実際に、 ジャガイモのGAs誤食で、重症例や致死例は、ほとんどありません。
”誤食”とは、”誤って食べること”ですから、「間違って1Kg食べる」なんて事態は、通常ありえないのです。
致死量のGAsを、ジャガイモで摂取すること自体、非現実的な設定です。
(もし、ジャガイモのGAsで命を失うことがあれば、それは誤食ではなく、犯罪です。)


GAsの溜まりやすい部位

ナス科の植物は、GAsを産生します。
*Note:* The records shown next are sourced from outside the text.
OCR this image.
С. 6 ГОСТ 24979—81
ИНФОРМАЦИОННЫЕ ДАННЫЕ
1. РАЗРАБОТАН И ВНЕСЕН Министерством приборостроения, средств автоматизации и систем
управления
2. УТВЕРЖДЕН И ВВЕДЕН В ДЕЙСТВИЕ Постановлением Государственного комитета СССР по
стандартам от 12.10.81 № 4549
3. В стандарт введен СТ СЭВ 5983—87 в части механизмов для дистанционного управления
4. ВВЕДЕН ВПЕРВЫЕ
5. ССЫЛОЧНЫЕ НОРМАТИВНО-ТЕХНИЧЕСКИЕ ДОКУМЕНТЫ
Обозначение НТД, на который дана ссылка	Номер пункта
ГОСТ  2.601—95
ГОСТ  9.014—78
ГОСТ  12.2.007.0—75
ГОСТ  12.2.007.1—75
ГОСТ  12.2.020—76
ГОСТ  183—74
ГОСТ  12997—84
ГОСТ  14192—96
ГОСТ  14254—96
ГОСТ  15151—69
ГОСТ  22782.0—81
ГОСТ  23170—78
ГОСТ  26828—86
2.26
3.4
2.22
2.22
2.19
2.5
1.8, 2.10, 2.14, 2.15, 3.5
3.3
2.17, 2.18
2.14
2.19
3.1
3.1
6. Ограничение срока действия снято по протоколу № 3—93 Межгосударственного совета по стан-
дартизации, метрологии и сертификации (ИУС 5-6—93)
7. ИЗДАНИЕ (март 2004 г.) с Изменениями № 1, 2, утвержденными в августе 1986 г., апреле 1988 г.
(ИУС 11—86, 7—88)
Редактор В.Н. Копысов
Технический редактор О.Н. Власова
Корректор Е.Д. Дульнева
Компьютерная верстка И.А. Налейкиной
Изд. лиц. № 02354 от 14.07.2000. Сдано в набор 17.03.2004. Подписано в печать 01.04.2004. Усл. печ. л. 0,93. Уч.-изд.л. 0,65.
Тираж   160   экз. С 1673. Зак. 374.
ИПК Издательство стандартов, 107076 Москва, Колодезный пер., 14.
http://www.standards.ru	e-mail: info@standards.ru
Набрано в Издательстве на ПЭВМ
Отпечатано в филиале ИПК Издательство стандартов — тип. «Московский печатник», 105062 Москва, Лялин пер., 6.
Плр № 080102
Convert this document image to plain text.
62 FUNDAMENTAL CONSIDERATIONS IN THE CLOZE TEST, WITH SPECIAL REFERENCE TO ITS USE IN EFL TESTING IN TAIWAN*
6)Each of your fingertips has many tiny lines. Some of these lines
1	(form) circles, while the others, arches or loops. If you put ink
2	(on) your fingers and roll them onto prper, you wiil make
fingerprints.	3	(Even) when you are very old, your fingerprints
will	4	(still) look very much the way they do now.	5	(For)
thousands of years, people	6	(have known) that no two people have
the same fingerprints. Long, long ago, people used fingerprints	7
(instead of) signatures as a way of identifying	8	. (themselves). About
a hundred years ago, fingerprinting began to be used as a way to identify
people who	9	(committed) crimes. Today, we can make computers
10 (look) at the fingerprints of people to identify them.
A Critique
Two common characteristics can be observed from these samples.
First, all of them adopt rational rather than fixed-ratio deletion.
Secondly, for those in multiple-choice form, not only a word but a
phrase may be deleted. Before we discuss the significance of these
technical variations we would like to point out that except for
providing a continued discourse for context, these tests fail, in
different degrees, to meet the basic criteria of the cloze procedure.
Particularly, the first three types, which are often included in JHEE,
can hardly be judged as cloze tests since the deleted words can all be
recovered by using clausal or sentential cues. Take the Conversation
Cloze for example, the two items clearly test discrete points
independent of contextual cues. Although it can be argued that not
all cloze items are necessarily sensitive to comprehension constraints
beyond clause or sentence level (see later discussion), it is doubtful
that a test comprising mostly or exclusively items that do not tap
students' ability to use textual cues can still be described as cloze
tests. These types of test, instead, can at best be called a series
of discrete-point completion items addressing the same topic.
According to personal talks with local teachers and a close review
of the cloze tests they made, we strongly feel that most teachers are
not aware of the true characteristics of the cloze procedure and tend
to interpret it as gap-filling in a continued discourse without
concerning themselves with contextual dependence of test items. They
(ジャガイモはナス科です)
成長部分や侵襲部位に、GAsは集積していきます。
成長点(茎の先端)や葉、花、果実、根(通常根)にも含まれます。
ジャガイモも花の後に果実が実りますが、この実にはGAsが多く含まれるため、食べられません。
地下茎で成長するイモは、通常の発育環境下ではGAsをほとんど含みません。
机上論では、安全に食べられます。
(参照:付記2、付記3)

イモであっても、GAsが問題になる場合もあります。

収穫前のイモが地上に露出し、イモの表面に葉緑素で緑色に変色した場合は、食べると危険です。
この変色部位には、GAsが集積しています。

収穫後のイモにストレスが加わると、GAsが増える

1:冷暗所に保管せず、強い光にさらされている場合
イモ表面に緑化変色が無くても、組織内GAsは増加します。

2:小さな傷を認める場合
冷暗所に保管しても、物理的な外力にさらされていると、GAsは増加します。

3:発芽部位
ジャガイモの芽が伸び始めると、”新芽”と”発芽した部分のイモ”にGAsが増加します。
発芽した窪みは、少し深くえぐり取ってください。

4:自家栽培のジャガイモの場合、小さいイモは避ける
小さいイモは、単位体積当たりの皮(表面積)が大きくなります。
GAsは表皮直下で産生されるため、小さいイモほどGAs含有重量比は大きくなります。
自家栽培のジャガイモは、小さいイモは避け、翌年の種イモと考えてください。  

スーパーで、明るい照明下に透明なビニール袋で小売りされている状態は、あまり好ましくありません。
自宅に持ち帰ったら、なるべく涼しく暗い場所に移し、早期に調理してください。

付記1
Potato glycoalkaloids and their significance in plant protection and human nutrition - Review
https://www.researchgate.net/publication/280018858_Potato_glycoalkaloids_and_their_significance_in_plant_protection_and_human_nutrition_-_Review
付記2
A Review of Occurrence of Glycoalkaloids in Potato and Potato Products
http://www.foodandnutritionjournal.org/download/3358

付記3
ジャガイモ中のグリコアルカロイドの簡易迅速分析
https://www.jstage.jst.go.jp/article/nskkk1995/43/5/43_5_593/_pdf/-char/en

緑化ジャガイモの有害性に関する報道に関して

ジャガイモのGAsに関する、センシティブな報道を見かけることがあります。
アルカロイドは、極めて苦味の強い成分です。
子供が一番嫌う味です。
『感受性の高い小児に対する神経障害リスク』、『最悪の場合死亡する可能性』など、臨床では遭遇しにくい設定で放送されています。

臨床現場では、腹痛で苦しむ患者さんが、ほとんどです。
はっきり言って、典型的な毒素型食中毒です。
興味を引くために『ゆがめた臨床像』を強調する報道には、違和感を感じます。